Après plusieurs essais infructueux, des coups de griffes, des feulements et des stratagèmes inefficaces, ils se laissèrent tomber sur le canapé pour attendre qu’Hector veuille bien, de lui-même, se décider à sortir de sa cachette.
— Comment on va faire, se lamenta Elsa.
— On va lui mettre dans sa pâtée et il n’y verra que du feu… dans sa pâtée ! DANS SA PÂTÉE !
— Quelle joie ! On dirait Archimède dans sa baignoire…
— Je vais au labo !
— Maintenant ??
— Oui ! J’ai compris ce qui arrive au professeur…
Elsa n’eut pas le temps de répondre ; Stéphane attrapa son sac à dos, se rua dehors, dévala les marches, laissant derrière lui une Elsa décontenancée et le champ libre à Hector pour s’enfuir dans l’escalier.

Au labo, Stéphane arriva complétement essoufflé devant le professeur.
— C’est Seal qui vous a fait ça !
— C’est qui Seal ?
— Professeur, vous me reconnaissez ?
— Bien sûr, tous les jours vous faites le ménage ici…
— Non ! Je suis votre assistant ! Seal vous a empoisonné. Enfin, façon de parler. La fiole disparue, vous vous rappelez ? Il l’a volée et vous a fait avaler les bactéries dans votre vol-au-vent que vous avez tant aimé. Il faut intervenir. Vous êtes en train de développer Alzheimer. Il voulait vous ridiculiser, vous empêcher de gagner. Et c’est pour ça qu’il s’est enfui. Il n’est pas dans une université. Il est parti se cacher.

Stéphane emmena de force le professeur à l’hôpital.
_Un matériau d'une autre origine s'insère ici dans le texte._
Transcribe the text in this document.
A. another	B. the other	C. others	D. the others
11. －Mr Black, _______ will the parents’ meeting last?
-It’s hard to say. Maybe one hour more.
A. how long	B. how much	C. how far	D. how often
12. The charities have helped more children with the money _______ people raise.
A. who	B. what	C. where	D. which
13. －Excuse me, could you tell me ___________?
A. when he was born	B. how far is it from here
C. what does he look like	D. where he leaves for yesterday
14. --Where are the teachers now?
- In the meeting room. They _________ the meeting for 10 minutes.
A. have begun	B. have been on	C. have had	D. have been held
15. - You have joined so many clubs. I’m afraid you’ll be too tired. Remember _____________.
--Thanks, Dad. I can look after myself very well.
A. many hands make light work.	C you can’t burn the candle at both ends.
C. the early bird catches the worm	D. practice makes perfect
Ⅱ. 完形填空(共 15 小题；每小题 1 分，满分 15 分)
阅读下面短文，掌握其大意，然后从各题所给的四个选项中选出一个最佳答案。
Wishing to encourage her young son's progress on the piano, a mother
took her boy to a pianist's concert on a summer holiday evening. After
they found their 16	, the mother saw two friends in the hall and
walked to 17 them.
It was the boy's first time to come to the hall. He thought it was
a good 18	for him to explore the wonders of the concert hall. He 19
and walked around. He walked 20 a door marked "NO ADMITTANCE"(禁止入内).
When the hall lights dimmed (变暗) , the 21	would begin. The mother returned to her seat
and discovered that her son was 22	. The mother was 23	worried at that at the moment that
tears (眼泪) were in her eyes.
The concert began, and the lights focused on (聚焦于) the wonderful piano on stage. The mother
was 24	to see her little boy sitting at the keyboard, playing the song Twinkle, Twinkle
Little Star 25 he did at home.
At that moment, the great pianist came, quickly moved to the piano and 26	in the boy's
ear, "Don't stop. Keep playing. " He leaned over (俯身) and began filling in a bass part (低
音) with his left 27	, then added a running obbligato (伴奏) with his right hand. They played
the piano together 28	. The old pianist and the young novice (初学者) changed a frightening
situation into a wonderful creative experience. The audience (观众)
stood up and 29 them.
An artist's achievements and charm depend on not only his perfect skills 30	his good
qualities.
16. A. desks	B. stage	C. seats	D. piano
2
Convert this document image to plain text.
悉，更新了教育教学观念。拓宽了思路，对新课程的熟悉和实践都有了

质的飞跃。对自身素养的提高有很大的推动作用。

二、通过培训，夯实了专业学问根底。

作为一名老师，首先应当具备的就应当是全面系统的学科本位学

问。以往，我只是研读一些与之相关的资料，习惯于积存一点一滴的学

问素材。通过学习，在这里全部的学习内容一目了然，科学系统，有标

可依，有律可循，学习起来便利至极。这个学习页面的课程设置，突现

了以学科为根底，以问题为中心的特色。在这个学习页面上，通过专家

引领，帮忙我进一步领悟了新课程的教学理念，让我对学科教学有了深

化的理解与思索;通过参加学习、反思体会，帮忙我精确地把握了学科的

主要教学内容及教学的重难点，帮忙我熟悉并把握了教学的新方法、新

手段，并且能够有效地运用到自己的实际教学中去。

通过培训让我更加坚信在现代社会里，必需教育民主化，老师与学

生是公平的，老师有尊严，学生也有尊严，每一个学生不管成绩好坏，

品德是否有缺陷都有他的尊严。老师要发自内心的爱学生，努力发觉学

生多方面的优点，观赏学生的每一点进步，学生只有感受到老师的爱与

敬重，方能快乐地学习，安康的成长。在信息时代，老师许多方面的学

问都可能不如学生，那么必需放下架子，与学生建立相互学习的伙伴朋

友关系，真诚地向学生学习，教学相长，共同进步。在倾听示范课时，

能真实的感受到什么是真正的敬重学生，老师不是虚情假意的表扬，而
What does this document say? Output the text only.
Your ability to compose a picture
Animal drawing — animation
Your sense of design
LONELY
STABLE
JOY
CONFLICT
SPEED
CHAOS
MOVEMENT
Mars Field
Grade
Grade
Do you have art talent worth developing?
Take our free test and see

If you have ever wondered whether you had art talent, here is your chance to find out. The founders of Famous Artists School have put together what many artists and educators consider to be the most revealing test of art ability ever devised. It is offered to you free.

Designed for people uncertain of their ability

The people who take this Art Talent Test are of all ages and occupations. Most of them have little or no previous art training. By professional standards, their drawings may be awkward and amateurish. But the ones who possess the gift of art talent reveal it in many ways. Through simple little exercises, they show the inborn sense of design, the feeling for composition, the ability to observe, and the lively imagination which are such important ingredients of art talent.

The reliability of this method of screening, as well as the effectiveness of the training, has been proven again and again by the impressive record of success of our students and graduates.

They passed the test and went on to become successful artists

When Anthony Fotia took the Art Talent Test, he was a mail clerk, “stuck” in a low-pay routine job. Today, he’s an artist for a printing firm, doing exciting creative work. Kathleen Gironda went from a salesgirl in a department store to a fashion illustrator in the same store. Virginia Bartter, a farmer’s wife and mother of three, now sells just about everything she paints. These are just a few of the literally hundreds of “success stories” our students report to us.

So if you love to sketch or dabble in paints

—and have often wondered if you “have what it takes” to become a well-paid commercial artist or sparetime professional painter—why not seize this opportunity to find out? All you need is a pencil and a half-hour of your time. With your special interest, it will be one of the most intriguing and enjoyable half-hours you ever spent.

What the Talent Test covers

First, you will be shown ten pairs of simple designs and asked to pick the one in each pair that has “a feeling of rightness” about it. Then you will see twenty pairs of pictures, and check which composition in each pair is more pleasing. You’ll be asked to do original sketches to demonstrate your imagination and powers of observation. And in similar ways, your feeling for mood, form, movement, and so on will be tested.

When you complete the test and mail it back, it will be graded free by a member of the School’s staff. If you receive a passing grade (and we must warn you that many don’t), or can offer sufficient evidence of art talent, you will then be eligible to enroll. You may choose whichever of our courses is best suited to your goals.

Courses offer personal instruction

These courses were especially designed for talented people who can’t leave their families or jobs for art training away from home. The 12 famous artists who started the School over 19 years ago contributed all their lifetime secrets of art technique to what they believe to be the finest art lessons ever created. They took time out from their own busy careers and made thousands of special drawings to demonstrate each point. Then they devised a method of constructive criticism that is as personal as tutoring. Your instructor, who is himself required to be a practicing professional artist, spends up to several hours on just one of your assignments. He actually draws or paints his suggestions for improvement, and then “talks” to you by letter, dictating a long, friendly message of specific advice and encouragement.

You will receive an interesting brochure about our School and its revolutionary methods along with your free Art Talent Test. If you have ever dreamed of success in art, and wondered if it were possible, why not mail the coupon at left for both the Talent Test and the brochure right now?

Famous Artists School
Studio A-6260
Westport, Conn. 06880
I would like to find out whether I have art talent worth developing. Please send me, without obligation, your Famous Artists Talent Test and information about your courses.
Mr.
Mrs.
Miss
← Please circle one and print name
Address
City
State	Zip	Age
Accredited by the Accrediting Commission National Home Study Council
En chemin il appela le doyen pour obtenir son soutien dans un traitement d’urgence de Lessek par un transplant de bactéries.

On ne revit jamais le professeur Seal qui vivait peut-être à des milliers de kilomètres et le professeur Joseph Lessek repris son expression favorite : « Et je m’en fous ! ». En novembre, le professeur, encore convalescent, reçut le prix de la recherche mais c’est le jeune Stéphane qui fit la présentation. Mais il se rétablirait, comme beaucoup d’autres malades désormais au grand soulagement de leurs proches.